Technologyfeatured

Building Bridges with Machine Translation: Memory Chips Help Erase Language Barriers

By September 27, 2022 No Comments

Languages are one of the most common means of communication, of which the media and carriers are not limited to voices and texts. Saved as data in devices such as computers, they can be equally useful for information exchange and communication after processes like copying, transmission, and translation. According to surveys, over 7,100 languages are still in use around the world1. Language barriers have undeniably caused numerous challenges for people in the era of globalization, while translation is now rising to the occasion, building bridges among all countries and cultures.

“A World without Barriers”, the theme of the 2022 International Translation Day (September 30), has long been our hopeful vision for the future world. For years, technologies like AI (Artificial Intelligence) have been supporting our reach for the wildest dreams. With the rise of AI translation, a world without language barriers seems closer than ever before.

 

The Rising Demand for Translation

Under the wave of globalization, different countries are now extremely connected in various fields such as economy, trades, and culture.

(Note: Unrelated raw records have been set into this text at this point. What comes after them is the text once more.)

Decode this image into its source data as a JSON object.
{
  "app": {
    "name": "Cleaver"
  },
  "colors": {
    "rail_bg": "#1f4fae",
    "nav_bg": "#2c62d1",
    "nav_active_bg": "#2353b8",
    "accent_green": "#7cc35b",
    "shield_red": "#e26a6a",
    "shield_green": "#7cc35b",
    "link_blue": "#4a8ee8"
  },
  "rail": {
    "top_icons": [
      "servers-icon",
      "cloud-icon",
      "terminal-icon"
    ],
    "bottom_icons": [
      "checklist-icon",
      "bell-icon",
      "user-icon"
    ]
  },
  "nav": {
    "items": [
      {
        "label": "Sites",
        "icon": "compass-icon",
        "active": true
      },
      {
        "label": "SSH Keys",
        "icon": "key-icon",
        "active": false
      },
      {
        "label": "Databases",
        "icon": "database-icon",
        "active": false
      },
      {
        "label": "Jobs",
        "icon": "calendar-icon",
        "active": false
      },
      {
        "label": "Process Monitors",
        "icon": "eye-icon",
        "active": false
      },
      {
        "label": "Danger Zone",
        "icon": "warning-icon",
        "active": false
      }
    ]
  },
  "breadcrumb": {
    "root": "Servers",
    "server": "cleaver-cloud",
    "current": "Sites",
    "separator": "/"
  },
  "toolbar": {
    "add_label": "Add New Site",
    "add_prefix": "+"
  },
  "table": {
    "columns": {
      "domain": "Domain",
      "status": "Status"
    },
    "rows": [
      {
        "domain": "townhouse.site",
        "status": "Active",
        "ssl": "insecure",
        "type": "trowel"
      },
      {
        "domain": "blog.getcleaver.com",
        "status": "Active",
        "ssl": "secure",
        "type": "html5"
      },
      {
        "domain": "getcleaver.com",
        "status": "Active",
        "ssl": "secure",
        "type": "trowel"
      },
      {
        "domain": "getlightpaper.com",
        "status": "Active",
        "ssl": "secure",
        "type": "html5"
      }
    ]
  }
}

As effective communication and mutual understanding are fundamental for international collaborations, breaking language barriers to accurately reach consensuses has become an urgent issue. As a matter of fact, a study shows that above other culture factors such as value differences or stereotypes, speaking different languages is still the primary challenge for effective cross-culture communication2.  As a result, the global language market is constantly expanding, expected to reach 57.7 billion US Dollars this year3.

While English, widely used and learnt around the world, has established itself as a world language, about 40% of the world’s languages are on the verge of extinction. As the language diversity is indispensable for the diversity of culture, to prevent the loss of minority cultures, we need to hear the voices of endangered languages. Translation has thus become our key access to reach these cultures.

So far, translation services can be roughly categorized into two types:  human translation and machine translation. In the pursuit of “faithfulness, expressiveness and elegance”, human translation can usually offer higher-quality outcomes. However, with closer global communication comes the exponential growth of translation workload, making it difficult for human translation to fully take on the challenge. Within the massive data to be translated, there are also lots of redundant, miscellaneous information, for which the usage of human translation can be quite wasteful due to the high labor cost.  In addition, human translators’ own interpretation and style might have an impact on the translation outcome. Therefore, since its appearance in mid-20th century, machine translation has gradually become a common tool for our daily translation needs.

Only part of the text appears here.